The benchmark spans 10 string distance methods and 3 sample sizes, producing 30
aggregated method-size combinations. The table below reports mean runtime in
milliseconds and the relative runtime ratio used throughout the figures.

```{r summary-table, include=FALSE}
knitr::kable(summary_table, align = "lrrrr")
```

The ranking below summarizes the average speedup by method.
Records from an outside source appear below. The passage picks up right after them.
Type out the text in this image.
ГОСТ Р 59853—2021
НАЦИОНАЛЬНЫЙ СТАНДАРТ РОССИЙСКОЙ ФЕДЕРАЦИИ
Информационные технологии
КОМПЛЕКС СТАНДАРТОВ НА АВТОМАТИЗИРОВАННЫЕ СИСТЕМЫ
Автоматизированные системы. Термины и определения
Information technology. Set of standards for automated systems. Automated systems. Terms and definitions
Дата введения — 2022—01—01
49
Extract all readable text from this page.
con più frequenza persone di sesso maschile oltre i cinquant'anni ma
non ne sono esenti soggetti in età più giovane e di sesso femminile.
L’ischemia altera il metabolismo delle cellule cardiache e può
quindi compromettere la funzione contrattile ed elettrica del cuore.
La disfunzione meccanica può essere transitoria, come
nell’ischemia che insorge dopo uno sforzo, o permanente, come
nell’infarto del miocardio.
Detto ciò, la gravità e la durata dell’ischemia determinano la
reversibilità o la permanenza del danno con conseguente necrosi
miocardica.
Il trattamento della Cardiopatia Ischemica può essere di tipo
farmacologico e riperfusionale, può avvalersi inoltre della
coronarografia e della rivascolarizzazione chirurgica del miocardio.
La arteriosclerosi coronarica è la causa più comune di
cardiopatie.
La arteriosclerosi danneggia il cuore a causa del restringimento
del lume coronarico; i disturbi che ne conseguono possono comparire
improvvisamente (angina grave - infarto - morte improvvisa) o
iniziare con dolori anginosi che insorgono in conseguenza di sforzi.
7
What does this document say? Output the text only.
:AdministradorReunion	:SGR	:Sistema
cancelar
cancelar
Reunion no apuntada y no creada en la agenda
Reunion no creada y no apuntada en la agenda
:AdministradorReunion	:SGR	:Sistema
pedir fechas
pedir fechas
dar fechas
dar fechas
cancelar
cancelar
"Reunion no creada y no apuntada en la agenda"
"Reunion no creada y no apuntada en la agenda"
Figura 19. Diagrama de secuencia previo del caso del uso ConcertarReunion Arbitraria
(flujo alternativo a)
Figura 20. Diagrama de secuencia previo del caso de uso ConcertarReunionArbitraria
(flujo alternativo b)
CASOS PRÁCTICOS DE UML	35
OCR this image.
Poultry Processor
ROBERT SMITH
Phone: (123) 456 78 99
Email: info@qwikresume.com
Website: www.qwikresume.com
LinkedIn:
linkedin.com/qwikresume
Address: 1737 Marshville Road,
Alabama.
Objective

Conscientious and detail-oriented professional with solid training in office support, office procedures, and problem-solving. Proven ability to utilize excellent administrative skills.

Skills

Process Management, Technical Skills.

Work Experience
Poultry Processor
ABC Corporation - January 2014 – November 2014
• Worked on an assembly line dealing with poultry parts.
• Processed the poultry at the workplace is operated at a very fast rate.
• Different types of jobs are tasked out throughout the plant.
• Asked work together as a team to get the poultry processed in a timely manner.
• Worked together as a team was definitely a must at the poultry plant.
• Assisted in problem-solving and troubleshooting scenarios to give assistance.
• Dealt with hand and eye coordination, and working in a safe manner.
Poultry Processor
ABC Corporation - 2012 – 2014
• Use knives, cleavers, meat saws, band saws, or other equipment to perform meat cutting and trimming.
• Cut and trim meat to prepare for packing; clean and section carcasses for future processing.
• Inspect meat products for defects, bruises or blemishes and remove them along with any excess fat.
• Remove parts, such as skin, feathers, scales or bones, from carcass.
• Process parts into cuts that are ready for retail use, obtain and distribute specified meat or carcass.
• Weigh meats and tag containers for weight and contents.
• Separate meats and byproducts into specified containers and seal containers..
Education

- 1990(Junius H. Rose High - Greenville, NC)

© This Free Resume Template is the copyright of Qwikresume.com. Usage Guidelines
Larger values mean
that **fuzzystring** is faster by a wider margin.

```{r ranking-table, include=FALSE}
knitr::kable(ranking_table, align = "lr")
```

### Absolute Runtime

```{r absolute-runtime-plot}
ggplot(
  absolute_plot_data,
  aes(x = comparisons_label, y = time_seconds, fill = implementation)
) +
  geom_col(position = position_dodge(width = 0.75), width = 0.65) +
  facet_wrap(~ method_label, scales = "free_y") +
  labs(
    title = "Mean runtime by distance method",
    x = "Candidate comparisons (millions)",
    y = "Mean runtime (seconds)",
    fill = "Implementation"
  ) +
  scale_fill_manual(
    values = c("fuzzyjoin" = "#D95F02", "fuzzystring" = "#1B9E77"),
    labels = c("fuzzyjoin", "fuzzystring")
  ) +
  scale_y_continuous(labels = function(x) sprintf("%.1f", x)) +
  theme_minimal(base_size = 14) +
  theme(
    strip.text = element_text(face = "bold"),
    legend.position = "bottom",
    plot.title = element_text(face = "bold", hjust = 0.5),
    plot.subtitle = element_text(hjust = 0.5),
    axis.text.x = element_text(angle = 30, hjust = 1)
  )
```

### Relative Runtime

Values above 1 indicate that **fuzzystring** is faster than **fuzzyjoin** for
the same method and workload size.

```{r relative-runtime-plot}
ggplot(
  wide_summary,
  aes(x = comparisons_label, y = runtime_ratio)
) +
  geom_col(fill = "#D95F02", width = 0.55) +
  geom_hline(yintercept = 1, linetype = "dashed", color = "gray40") +
  facet_wrap(~ method_label, scales = "free_y") +
  labs(
    title = "Relative runtime against fuzzystring",
    subtitle = "Values above 1 mean fuzzystring is faster than fuzzyjoin",
    x = "Candidate comparisons (millions)",
    y = "Runtime ratio (fuzzyjoin / fuzzystring)"
  ) +
  scale_y_continuous(labels = function(x) sprintf("%.1f", x)) +
  theme_minimal(base_size = 14) +
  theme(
    strip.text = element_text(face = "bold"),
    legend.position = "none",
    plot.title = element_text(face = "bold", hjust = 0.5),
    plot.subtitle = element_text(hjust = 0.5),
    axis.text.x = element_text(angle = 30, hjust = 1)
  )
```

## Interpretation

This benchmark snapshot supports the same conclusion across all methods tested:
the **fuzzystring** reimplementation is consistently faster than **fuzzyjoin**
for the workloads covered here.

The largest average gains appear in Hamming, Levenshtein, OSA, and
Damerau-Levenshtein, while cosine, q-gram, jaccard, and soundex still show a
clear but smaller improvement. In other words, the reimplemented path does not
only match `fuzzyjoin` functionally; it also improves runtime across every
benchmarked method-size combination in this snapshot.